Originally Posted by
m0nk
I think that was posted by Rykna.
Guilty!!
https://forums.saltwaterfish.com/t/300053/29-w-horses-ponies-w-live-food
Over the holiday season I received many new books regarding care, housing, and breeding seahorses. These books held key information that I have been searching for.
Much of the information available for caring and keeping seahorses, IMHO, does not make sense.
Here is one example: Seahorse tanks need low flow
my vote: FALSE
Seahorses are opportunistic hunters by nature. You can take the seahorse out of the wild, but you can't take the hunter out of the seahorse. In nature they live in coastal waters, from 5 to 30(sometimes found even deeper), which have the highest flow rates of the entire ocean. That is why they love seaweed. Hitching posts are the secret to their survival in the wild. With ample posts available, all a seahorse needs to do for dinner is order room service..."What ever swims by is fine Alfred."

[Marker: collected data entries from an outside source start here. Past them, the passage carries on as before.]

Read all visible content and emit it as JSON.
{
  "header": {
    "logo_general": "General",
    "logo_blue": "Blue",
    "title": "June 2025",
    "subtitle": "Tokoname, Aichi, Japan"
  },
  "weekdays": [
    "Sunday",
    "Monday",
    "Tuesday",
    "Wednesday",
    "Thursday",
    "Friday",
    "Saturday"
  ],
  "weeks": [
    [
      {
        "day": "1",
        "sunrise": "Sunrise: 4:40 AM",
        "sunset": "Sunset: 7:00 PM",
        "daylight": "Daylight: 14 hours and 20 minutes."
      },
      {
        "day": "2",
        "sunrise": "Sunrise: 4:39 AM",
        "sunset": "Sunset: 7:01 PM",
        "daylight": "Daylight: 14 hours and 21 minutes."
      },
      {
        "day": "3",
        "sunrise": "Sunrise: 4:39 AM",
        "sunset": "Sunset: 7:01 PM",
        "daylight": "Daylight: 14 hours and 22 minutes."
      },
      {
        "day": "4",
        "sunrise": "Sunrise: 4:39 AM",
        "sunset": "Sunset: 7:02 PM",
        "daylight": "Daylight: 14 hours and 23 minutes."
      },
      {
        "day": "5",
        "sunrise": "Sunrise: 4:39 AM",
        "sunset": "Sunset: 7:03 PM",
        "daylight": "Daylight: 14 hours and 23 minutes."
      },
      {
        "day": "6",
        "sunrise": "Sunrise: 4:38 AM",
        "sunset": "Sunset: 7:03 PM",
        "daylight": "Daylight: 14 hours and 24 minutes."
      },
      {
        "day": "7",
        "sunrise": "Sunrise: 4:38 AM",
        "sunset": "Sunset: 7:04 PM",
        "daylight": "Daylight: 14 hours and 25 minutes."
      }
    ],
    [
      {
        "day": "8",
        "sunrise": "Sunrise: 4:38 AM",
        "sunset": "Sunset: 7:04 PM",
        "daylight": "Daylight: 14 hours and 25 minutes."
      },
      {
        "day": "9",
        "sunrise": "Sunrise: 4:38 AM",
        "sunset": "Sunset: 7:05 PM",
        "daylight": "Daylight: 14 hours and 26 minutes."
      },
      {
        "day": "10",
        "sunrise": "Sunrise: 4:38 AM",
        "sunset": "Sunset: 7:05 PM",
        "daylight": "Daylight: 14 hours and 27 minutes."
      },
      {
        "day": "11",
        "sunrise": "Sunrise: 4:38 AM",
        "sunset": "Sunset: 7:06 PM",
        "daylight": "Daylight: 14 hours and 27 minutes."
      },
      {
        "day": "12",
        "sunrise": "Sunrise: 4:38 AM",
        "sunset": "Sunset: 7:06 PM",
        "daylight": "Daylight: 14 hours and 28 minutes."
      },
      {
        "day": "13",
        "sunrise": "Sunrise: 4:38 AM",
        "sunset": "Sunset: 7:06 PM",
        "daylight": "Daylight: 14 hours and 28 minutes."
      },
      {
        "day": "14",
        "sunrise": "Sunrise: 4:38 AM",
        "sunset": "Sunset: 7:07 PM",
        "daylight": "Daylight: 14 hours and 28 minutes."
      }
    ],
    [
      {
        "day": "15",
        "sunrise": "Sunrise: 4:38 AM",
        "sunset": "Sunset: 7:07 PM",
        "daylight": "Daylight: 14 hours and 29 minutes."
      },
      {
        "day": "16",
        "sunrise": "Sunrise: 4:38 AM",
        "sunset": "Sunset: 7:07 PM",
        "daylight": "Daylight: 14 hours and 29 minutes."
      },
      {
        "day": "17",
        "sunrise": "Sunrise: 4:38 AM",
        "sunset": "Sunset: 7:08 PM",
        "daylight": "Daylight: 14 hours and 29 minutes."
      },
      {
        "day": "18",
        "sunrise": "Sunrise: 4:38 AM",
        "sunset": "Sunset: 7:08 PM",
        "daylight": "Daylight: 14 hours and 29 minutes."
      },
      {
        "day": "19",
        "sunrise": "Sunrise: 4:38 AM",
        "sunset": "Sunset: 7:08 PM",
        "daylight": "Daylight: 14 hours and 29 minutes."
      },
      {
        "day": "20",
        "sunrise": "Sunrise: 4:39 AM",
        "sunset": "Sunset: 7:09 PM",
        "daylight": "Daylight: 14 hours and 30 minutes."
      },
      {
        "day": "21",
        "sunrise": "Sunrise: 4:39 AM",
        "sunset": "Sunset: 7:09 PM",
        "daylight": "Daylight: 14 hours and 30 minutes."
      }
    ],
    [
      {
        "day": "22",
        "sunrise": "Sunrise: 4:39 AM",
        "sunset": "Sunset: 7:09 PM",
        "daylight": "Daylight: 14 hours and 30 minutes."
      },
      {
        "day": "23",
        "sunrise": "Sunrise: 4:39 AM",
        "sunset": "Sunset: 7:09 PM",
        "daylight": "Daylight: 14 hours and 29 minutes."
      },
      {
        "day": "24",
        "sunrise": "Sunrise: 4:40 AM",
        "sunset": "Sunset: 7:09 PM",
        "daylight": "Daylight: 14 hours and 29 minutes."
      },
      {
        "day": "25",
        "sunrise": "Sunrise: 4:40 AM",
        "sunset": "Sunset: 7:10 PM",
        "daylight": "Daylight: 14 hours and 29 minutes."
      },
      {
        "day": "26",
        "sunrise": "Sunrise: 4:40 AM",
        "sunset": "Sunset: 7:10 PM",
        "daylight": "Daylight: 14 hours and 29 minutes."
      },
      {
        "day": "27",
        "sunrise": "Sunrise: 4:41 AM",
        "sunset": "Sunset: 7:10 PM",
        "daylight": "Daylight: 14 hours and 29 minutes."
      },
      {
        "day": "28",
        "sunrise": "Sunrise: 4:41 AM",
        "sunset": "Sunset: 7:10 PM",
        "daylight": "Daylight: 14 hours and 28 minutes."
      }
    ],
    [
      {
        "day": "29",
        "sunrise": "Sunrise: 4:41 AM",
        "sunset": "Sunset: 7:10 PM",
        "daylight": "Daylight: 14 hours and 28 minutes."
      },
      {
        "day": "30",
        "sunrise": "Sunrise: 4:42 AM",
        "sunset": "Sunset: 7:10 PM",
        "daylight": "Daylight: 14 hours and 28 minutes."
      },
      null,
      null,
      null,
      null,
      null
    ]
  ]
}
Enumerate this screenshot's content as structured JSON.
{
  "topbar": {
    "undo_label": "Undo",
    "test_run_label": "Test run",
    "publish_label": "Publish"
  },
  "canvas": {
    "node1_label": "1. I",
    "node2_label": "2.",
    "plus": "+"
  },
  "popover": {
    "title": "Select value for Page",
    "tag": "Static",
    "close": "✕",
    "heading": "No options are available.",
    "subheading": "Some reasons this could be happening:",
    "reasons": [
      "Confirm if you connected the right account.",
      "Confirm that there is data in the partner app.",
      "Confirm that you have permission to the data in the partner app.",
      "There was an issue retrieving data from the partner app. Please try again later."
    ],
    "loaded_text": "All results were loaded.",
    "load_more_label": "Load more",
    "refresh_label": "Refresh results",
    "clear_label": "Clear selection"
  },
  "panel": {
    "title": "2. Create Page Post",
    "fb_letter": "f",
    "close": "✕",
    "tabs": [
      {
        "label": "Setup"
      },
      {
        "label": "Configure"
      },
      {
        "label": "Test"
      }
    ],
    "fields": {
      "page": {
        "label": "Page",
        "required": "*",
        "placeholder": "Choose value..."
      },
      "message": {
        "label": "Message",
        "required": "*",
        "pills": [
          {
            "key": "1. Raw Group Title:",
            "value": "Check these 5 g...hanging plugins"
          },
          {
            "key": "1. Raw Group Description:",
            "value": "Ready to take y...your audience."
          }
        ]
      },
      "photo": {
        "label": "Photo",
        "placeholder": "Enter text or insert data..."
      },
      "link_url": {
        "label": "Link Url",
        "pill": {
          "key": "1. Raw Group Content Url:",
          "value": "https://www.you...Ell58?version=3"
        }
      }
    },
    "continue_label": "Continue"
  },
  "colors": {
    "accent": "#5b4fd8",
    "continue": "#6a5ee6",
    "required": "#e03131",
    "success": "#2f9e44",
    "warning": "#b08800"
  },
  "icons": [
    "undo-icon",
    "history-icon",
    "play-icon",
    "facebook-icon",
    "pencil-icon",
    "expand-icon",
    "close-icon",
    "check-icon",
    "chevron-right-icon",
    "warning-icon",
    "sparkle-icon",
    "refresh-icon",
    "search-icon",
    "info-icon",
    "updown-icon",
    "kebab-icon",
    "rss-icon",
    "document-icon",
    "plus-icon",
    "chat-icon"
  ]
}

And this is what lead me to my conclusion that horses should not be housed in low flow.
First of all most pictures of wild Seahorses show them hitched to some type of Sea Fan, Marine Plants, Tree Sponges, or Gorgonian. All these corals need extremely high flow because they are filter feeders, hence why they live in the nutrient saturated waters of reefs, in which the high flow brings in the greatest amount of nutrients... so what eats the phytoplankton and zooplankton that the filter feeders eat? Amphiopods, copepods, rotifers and various tiny shrimp such as Mysis Shrimp. These tiny critters make up the main diet of wild seahorses. Hence why seahorses live in the coastal regions. Therefore seahorses habitats would and should have high flow.